Улыбочка задумался, перестал есть.
— Честное слово, приказ был, товарищ гвардии сержант?
— Точно, браток. Войскам нашего фронта.
Ласточкин смущенно покачал головой. Ему как-то не верилось, что в то время, когда он с автоматом на груди патрулировал вокруг расположения роты, далеко-далеко отсюда, в самой Москве, и в его, Вани Ласточкина, честь взлетали в небо разноцветные ракеты, сотрясали воздух залпы артиллерийского салюта.
...Нагорная, правобережная часть Будапешта — Буда, вздымавшаяся в мутное декабрьское небо Замковой горой, горой Святого Геллерта и развалинами старой крепости, была в прошлую ночь охвачена тревогой. На пустынной набережной Маргит и на соседних улицах гулко отдавались шаги патрулей.

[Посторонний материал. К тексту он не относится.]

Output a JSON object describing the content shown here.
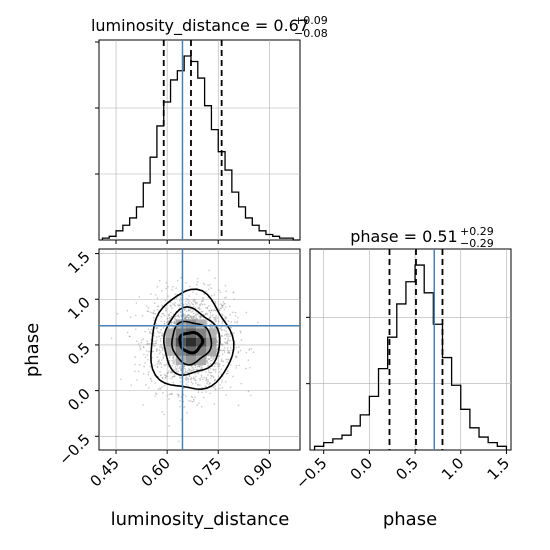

К резиденции правительства Салаши — королевскому дворцу один за другим подъезжали грузовики. Их нагружали тяжелыми сундуками, сейфами, ящиками, обитыми железом. Колонны машин вытягивались вдоль Дуная и под усиленной охраной, спешно выделенной командиром Будапештского корпуса генерал-лейтенантом Хинди, не включая фар, уходили из города на запад по Венскому шоссе.